# How to 'AND' and 'OR' probabilites?

Consider this question: A marksman fires at a target consisting of a central disk, and two concentrating rings. The probability of hitting the disk and ring are, $0.35, 0.3, 0.25$ respectively. What is the probability of missing the target?

Let,

$D$ = Event that marksman hit the disk

$R_1$ = Event that marksman hit the Ring 1

$R_2$= Event that marksman hit the Ring 2

Therefore, $$P(D)=0.35, P(R_1)=0.3, P(R_2)=0.25$$

I tried to solve it in two different ways:

AND way: $$P(\text{miss})=P(\text{miss disk AND miss Ring 1 AND miss Ring 2})\\=P(\text{miss disk})P(\text{miss ring 1})P(\text{miss ring 2})\\=(1-0.35)(1-0.3)(1-0.25)=0.34$$

OR way: $$P(\text{miss})=1-P(\text{hit})\\=1-P(\text{hit disk OR hit Ring 1 OR hit Ring 2})\\=1-(0.35+0.3+0.25)=0.1$$

What mistake am I doing? Which one is the correct answer?

Ever since I started doing Computer Science, {AND, multiplication, intersection, conjunction, min} feels like they are all same in my mind. And so is, {OR, addition, union, disjunction, max}.

So, for mutually excusive events, AND-ing probability is just multiplying them and OR-ing is just adding them. And since the hitting of disks and rings in my marksman example are mutually exclusive (can't hit disk and ring at same time), I should get same answer either way.

$P(A \mbox{ AND } B) = P(A) \cdot P(B)$ if $A$ and $B$ are independent.

$P(A \mbox{ OR } B) = P(A) + P(B)$ if they are mutually exclusive.

These are two very different conditions; in fact, independent events can never be mutually exclusive (or vica versa) unless one of the events is impossible.

In your case, "hit disk", "hit ring 1", "hit ring 2" are mutually exclusive, because they correspond to disjoint points on the target. So the "OR way" is correct.

You cannot solve this with the "AND way" because (say) "miss disk" and "miss ring 1" are not independent: Given that you've missed the disk, then you have a higher probability of hitting ring 1 than you started with.

For the AND way, you can only multiply probabilities if you know they are independent. Since the events appear to be mutually exclusive, we know they aren't independent: Hitting the disk makes hitting a ring impossible, and similarly missing the disk makes hitting a ring more likely and thus missing a ring less likely (you know you didn't land in the ring region).
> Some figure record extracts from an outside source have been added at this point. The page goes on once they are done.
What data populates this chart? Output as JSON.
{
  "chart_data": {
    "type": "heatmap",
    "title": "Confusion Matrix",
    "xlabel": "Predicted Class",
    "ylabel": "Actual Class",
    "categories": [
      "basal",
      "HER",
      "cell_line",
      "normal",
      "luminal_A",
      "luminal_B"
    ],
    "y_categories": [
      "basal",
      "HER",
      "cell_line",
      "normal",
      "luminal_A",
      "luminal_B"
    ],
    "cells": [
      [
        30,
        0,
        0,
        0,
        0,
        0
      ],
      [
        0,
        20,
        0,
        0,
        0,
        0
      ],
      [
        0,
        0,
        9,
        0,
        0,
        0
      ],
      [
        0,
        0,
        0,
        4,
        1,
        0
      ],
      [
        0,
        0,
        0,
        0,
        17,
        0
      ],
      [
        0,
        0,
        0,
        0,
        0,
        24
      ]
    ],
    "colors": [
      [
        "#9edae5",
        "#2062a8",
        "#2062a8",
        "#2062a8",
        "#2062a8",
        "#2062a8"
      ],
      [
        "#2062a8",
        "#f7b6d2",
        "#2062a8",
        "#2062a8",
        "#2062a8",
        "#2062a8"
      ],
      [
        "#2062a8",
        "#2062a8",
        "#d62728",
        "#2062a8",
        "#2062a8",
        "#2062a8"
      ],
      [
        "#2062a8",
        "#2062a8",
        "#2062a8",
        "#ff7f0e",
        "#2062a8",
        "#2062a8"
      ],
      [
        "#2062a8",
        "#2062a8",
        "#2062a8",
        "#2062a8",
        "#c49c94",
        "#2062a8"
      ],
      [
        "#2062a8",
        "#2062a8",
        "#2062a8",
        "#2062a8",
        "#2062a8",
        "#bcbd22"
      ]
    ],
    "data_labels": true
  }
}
The correct approach is the OR one.

The experiment has one trial (one shot) and four outcomes (hit disk, hit ring 1, hit ring 2, miss). Since the four trials are mutually exclusive and collectively exhaustive, then: $$P(D)+P(R_1)+P(R_2)+P(M)=1 \Rightarrow P(M)=1-0.35-0.3-0.25=0.1.$$ If you want to use "AND" operation, then use addition rule: $$P(M)=P(D^C\cap R_1^C\cap R_2^C)=P(D^C\cup R_1^C\cup R_2^C)-P(D^C)-P(R_1^C)-P(R_2^C)+P(D^C\cap R_1^C)+P(D^C\cap R_2^C)+P(R_1^C\cap R_2^C)=1-0.65-0.7-0.75+0.35+0.4+0.45=0.1.$$

What you found in "AND" case was an experiment with three trials (three shots) and four outcomes. Namely $P(D^C)P(R_1^C)P(R_2^C)$ shows the probability of missing disk, then ring 1, then ring 2 in three independent shots.